Q6: Explain the problem “How to produce”?
3
Ans: This problem is concerned with the choice of technique of production. For example, production of
cloth is possible either by handlooms or by modern machines. This problem is concerned with the efficient
use of resources. It implies more production at less cost. Broadly these are two techniques of production:
(a) Labour intensive technique: Under this technique labour is used more than capital.
(b) Capital intensive technique: Under this technique, capital is used more than labour. An economy must
decide as to which technique is to be used in a given industry so that efficient product6ion is obtained.
Efficient technique of production is that which uses the least amount of scarce resources to provide the
same amount of output or in other words, the production would be undertaken at minimum cost. The
goods and services should be produced efficiently.
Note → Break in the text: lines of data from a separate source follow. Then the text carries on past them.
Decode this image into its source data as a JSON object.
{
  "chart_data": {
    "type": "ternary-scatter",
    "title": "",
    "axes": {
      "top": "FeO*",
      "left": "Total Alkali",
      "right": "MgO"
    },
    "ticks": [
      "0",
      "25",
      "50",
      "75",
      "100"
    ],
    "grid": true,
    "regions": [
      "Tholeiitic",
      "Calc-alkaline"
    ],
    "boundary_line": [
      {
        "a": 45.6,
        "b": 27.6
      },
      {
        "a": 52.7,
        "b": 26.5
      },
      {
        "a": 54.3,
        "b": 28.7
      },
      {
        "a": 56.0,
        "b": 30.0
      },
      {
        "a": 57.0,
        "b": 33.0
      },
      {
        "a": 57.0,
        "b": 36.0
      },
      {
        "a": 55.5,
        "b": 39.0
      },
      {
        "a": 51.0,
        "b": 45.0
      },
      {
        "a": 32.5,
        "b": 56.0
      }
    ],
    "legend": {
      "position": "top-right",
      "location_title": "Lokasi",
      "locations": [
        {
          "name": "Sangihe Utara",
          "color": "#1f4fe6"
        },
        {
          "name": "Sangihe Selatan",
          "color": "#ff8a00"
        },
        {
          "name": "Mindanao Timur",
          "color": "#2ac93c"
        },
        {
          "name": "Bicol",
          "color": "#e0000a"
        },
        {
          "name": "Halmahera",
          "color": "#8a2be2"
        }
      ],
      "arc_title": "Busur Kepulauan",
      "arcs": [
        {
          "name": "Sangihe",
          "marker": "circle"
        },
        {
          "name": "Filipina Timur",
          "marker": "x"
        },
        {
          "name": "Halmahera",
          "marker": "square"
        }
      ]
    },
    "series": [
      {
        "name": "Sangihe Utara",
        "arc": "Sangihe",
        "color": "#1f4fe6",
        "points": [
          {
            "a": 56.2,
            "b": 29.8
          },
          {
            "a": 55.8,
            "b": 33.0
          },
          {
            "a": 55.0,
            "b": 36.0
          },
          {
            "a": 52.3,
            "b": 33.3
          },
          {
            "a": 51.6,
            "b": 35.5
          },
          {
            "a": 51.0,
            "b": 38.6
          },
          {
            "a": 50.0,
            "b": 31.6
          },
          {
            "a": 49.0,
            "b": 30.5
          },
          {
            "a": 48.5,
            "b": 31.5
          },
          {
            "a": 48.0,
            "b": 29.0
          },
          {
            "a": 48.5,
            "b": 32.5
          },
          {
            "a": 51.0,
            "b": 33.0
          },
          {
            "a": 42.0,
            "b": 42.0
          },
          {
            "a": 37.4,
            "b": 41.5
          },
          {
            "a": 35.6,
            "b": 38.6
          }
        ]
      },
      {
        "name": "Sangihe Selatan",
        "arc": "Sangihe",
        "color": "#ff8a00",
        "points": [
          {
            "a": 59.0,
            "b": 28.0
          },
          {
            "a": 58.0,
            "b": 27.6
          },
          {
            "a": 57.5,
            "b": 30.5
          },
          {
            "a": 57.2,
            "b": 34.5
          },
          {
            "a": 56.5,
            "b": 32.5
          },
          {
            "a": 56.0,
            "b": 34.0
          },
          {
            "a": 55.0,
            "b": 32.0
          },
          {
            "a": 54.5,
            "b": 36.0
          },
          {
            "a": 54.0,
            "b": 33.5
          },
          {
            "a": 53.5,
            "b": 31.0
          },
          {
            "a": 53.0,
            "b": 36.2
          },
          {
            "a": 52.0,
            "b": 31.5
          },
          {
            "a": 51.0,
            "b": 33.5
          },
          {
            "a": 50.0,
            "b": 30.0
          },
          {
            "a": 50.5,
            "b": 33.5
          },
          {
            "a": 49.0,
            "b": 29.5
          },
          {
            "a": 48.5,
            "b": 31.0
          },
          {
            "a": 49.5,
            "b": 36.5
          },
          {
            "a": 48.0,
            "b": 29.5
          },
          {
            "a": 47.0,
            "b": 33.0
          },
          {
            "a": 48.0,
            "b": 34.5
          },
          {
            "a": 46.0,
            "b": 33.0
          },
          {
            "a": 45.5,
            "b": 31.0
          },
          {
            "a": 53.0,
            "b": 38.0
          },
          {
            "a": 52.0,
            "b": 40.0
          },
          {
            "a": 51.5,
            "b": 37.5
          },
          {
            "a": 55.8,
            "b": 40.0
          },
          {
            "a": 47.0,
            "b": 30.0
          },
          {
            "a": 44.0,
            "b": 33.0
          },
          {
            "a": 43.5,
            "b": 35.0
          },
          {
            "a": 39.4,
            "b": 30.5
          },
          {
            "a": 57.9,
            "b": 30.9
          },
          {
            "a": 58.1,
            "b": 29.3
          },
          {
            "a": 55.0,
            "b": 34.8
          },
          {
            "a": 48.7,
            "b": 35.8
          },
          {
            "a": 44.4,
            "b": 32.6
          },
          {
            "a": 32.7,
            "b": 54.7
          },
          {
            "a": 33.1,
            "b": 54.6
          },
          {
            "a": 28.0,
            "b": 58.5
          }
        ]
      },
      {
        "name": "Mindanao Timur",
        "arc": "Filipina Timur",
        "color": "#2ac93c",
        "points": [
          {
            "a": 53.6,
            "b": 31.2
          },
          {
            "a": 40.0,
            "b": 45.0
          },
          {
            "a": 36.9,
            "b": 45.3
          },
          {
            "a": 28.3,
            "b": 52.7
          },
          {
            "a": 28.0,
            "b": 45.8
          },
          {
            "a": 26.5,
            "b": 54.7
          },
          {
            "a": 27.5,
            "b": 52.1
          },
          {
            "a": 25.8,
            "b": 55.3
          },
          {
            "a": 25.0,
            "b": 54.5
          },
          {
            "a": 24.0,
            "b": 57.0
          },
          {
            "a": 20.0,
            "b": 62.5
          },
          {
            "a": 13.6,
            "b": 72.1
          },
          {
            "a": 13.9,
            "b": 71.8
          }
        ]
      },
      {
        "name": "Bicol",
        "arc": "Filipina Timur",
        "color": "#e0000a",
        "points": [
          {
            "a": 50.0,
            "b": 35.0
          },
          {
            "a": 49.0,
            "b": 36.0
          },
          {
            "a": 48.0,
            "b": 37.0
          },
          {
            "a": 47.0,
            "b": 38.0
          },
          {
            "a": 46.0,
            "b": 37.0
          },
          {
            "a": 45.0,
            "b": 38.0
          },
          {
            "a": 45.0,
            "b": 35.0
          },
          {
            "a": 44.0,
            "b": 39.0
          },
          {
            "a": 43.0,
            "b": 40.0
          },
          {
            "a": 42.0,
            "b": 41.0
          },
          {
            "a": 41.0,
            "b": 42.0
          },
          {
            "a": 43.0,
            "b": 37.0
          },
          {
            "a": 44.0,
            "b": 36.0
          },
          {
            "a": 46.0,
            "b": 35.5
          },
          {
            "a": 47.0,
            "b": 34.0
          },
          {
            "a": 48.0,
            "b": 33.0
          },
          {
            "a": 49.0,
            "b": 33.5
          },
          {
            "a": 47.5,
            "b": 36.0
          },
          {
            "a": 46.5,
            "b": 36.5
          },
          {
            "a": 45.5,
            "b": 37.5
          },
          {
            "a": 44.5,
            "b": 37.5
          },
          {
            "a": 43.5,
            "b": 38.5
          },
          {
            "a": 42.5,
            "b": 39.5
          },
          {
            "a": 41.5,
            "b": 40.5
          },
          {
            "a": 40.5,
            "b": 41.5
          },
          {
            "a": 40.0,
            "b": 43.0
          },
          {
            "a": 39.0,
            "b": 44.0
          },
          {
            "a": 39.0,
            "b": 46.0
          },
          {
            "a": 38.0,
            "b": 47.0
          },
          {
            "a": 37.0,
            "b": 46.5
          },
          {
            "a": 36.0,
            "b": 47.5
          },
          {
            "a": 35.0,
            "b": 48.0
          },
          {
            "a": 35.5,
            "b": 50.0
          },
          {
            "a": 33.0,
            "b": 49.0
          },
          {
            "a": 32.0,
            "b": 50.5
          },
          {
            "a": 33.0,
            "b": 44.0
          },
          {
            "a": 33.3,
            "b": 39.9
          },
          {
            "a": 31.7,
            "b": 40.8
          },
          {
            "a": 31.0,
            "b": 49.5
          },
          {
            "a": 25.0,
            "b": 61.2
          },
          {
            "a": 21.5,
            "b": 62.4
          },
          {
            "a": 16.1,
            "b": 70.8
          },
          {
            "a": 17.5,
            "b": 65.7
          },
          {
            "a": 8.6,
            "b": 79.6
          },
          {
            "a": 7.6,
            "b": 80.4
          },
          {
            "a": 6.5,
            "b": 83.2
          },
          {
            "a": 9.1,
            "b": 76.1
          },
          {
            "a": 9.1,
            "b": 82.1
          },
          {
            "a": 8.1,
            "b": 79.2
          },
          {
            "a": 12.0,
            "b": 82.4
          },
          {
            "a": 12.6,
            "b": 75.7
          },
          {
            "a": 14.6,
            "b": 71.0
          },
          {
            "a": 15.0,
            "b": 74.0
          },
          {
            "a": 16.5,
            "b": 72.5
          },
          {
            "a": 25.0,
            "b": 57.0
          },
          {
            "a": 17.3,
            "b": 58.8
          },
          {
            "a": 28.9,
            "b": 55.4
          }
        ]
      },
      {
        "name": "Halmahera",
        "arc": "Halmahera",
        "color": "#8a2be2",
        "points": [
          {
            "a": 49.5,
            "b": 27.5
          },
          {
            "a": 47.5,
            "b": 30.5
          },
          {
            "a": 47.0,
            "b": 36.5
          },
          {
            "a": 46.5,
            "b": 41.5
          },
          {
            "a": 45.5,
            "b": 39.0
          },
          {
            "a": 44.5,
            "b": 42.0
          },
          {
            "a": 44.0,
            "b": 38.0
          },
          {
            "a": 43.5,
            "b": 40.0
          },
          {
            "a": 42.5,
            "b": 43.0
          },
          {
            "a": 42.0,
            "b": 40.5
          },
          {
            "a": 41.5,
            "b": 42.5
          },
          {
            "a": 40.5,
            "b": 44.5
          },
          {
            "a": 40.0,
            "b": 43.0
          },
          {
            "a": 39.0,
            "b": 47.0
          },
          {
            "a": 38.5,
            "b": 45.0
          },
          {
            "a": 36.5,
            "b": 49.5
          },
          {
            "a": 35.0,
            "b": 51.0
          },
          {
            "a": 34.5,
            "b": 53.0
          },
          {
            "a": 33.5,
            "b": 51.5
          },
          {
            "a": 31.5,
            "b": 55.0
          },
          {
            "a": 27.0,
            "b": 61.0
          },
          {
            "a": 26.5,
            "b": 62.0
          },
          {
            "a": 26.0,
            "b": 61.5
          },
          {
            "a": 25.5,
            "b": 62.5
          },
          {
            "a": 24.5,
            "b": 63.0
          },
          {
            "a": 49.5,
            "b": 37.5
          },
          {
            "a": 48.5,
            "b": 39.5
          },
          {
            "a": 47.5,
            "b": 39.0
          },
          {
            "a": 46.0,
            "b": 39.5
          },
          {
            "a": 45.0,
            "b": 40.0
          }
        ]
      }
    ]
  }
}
Q7. Explain the problem “For whom to produce “?
3
Ans. This is the problem of distribution of final goods and services, or briefly the problem of distribution of
production. Value of production in an economy is identical with the value of income. Thus, the problem of
distribution of production implies the problem of distribution of income. This problem has two aspects:
(a)
This first aspect relates to personal distribution .How should production be distributed among different
individuals and households of the society? It is also concerned with the problem of inequality in the distribution of
income.
(b)
The second relates to functional distribution .How should output be distributed among different factors of
production viz. land, labour, capital and entrepreneur as their reward for the act of production? It is not related to
the problem of inequality.
Q8: Why PPC (production possibility curve) slopes downward?
3
Ans: Production possibility curve slopes downward from left to right it are because in a situation of the fuller
utilization of the given resources, production of both the goods cannot be increased. More of goods –X can be
produced only with less of goods –Y.
GOOD Y
GOOD X
Q9: Why production possibility curve is concave to the point of origin?
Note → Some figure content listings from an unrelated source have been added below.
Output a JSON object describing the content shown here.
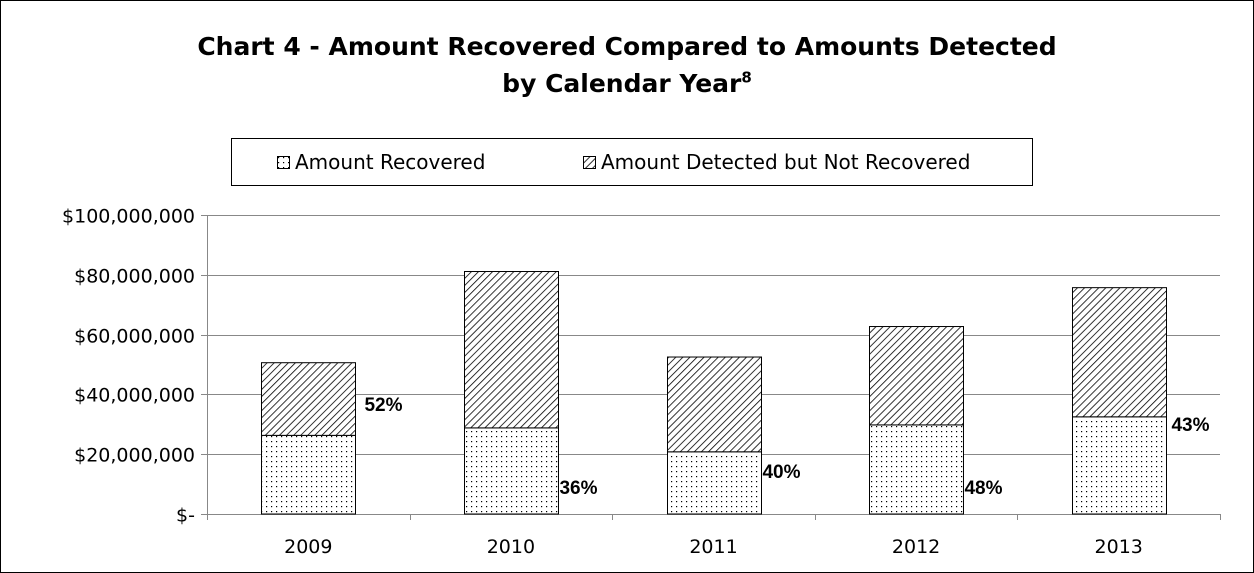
{
  "chart_data": {
    "type": "bar",
    "stacked": true,
    "title": "Chart 4 - Amount Recovered Compared to Amounts Detected",
    "title_line2": "by Calendar Year",
    "title_superscript": "8",
    "categories": [
      "2009",
      "2010",
      "2011",
      "2012",
      "2013"
    ],
    "series": [
      {
        "name": "Amount Recovered",
        "pattern": "dots",
        "values": [
          26300000,
          28800000,
          20800000,
          29800000,
          32500000
        ]
      },
      {
        "name": "Amount Detected but Not Recovered",
        "pattern": "diagonal-hatch",
        "values": [
          24300000,
          52300000,
          31700000,
          32900000,
          43200000
        ]
      }
    ],
    "percent_labels": [
      "52%",
      "36%",
      "40%",
      "48%",
      "43%"
    ],
    "y_ticks": [
      0,
      20000000,
      40000000,
      60000000,
      80000000,
      100000000
    ],
    "y_tick_labels": [
      "$-",
      "$20,000,000",
      "$40,000,000",
      "$60,000,000",
      "$80,000,000",
      "$100,000,000"
    ],
    "ylim": [
      0,
      100000000
    ],
    "grid": true,
    "legend_position": "top"
  },
  "colors": {
    "fill": "#ffffff",
    "ink": "#000000",
    "grid": "#888888"
  }
}
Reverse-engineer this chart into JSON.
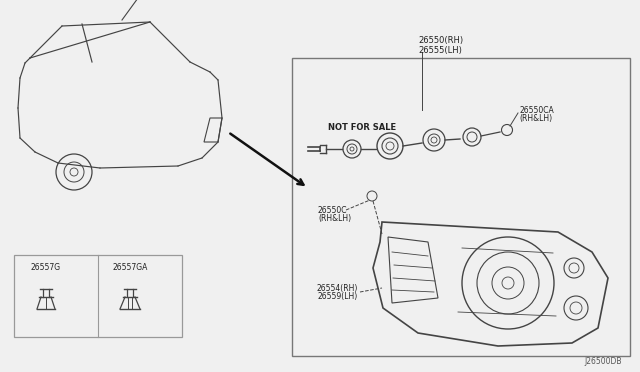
{
  "bg_color": "#f0f0f0",
  "diagram_id": "J26500DB",
  "labels": {
    "top_right_1": "26550(RH)",
    "top_right_2": "26555(LH)",
    "socket_label_1": "26550CA",
    "socket_label_2": "(RH&LH)",
    "not_for_sale": "NOT FOR SALE",
    "bulb_label_1": "26550C",
    "bulb_label_2": "(RH&LH)",
    "lamp_label_1": "26554(RH)",
    "lamp_label_2": "26559(LH)",
    "clip1": "26557G",
    "clip2": "26557GA"
  },
  "line_color": "#444444",
  "border_color": "#777777",
  "text_color": "#222222",
  "small_box_border": "#999999"
}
Ans: It is because to produce each additional unit of good-x, more and more units of good-y will have to
be sacrificed than before. Opportunity cost of producing every additional unit of good X tends to increase
in terms of the loss of production of good Y.
HOTS
Q1. If resources are scarce, how do you explain massive unemployment in India?
Q2. If production possibility curve shift to the right, should it be parallel to the old one?
Q3. If PPC related to wheat and rice (on the x-axis and y-axis respectively) draw diagram showing change
in PPC when resources remain constant and technology improves only for wheat?